Judge Hernandez ruled that Cox isn't a journalist because neither she nor her work exhibited any of the following attributes:
- journalism education;
- credentials or affiliation with any recognized news entity;
- adherence to journalistic standards such as editing, fact-checking, or disclosures of conflicts of interest;
- maintenance of notes of conversations and interviews;
- mutual understanding of or agreement of confidentiality with her sources;
- publication of an independent product rather than assembling writings and postings of others; or
- contacting "the other side" to get both sides of a story.
It is always troubling when a judge is required to define whether an individual is a journalist. This case is a prime example of why that is true.
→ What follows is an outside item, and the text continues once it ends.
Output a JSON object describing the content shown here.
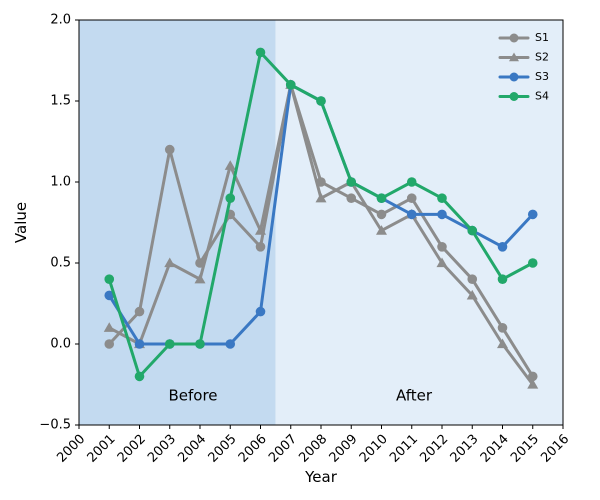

One of the beautiful things about journalism, especially in the U.S., is that anyone can do it. We have no licensing process or other barriers to entry, which is a significant component of the concept of "freedom of the press". So when Judge Hernandez makes a legal distinction between journalists based on whether they have a formal education, it tends to undermine that freedom.
Requiring journalists to be affiliated with a "recognized" news entity is also a mistake, especially at a time when individuals have the technological means to publish important news without the support of a media company. Under Judge Hernandez's interpretation of Oregon law, freelance journalists would find themselves on the outside looking in unless they hitched their wagon to a news organization, which should be a choice, not a requirement.
The judge also erred in his consideration of the issue of whether Cox published an "independent product." Although "aggregation" has received more attention with the rise of the Internet, there has always been an editorial and creative component to selecting, assembling and summarizing others' work. Do we really want the courts to serve as the arbiter of how much aggregation is enough to qualify as "journalism"? Will judges want to see an individual's notes and raw materials before deciding that an act of journalism has been committed?
Perhaps most interesting to me is the outrage engendered by this decision by people who otherwise never considered who qualifies as a "journalist", most of whom probably don't feel strongly that reporters deserve a privilege at all. Granted, I'm working from a rather small sample size consisting mainly of my own friends, but I received more inquiries and saw more Facebook/Twitter references to this case in my friends' feeds than just about anything related to my work over the past 16 years. Numerous individual responses convinced me that I had to write more broadly about this case, to put it in its proper perspective -- because I think it's been completely overblown.
Many people were up in arms because they thought that Judge Hernandez ruled that bloggers aren't journalists. But what he really said is they aren't journalists under the Oregon state shield law, which is consistent with the letter of that statute.
He also said that Crystal Cox is not engaged in activities worthy of the protections offered to media defendants in limiting damage awards in defamation cases under Oregon case law. Although we didn't like his reasoning on this issue, he didn't say that every blogger would be denied this classification on the same issue. In fact, his answer in most cases would most likely be more in line with our understanding that bloggers are capable of being journalists.
So while Judge Hernandez's decision clearly presented interesting issues, it wasn't novel. Nor was it so egregiously flawed to merit the widespread attention it received. When we look back in a few years, Obsidian Finance Group, LLC v. Crystal Cox will be a minor footnote in the development of libel law and its adaptation to the digital era.
Kevin M. Goldberg is special counsel at Fletcher, Heald & Hildreth, P.L.C.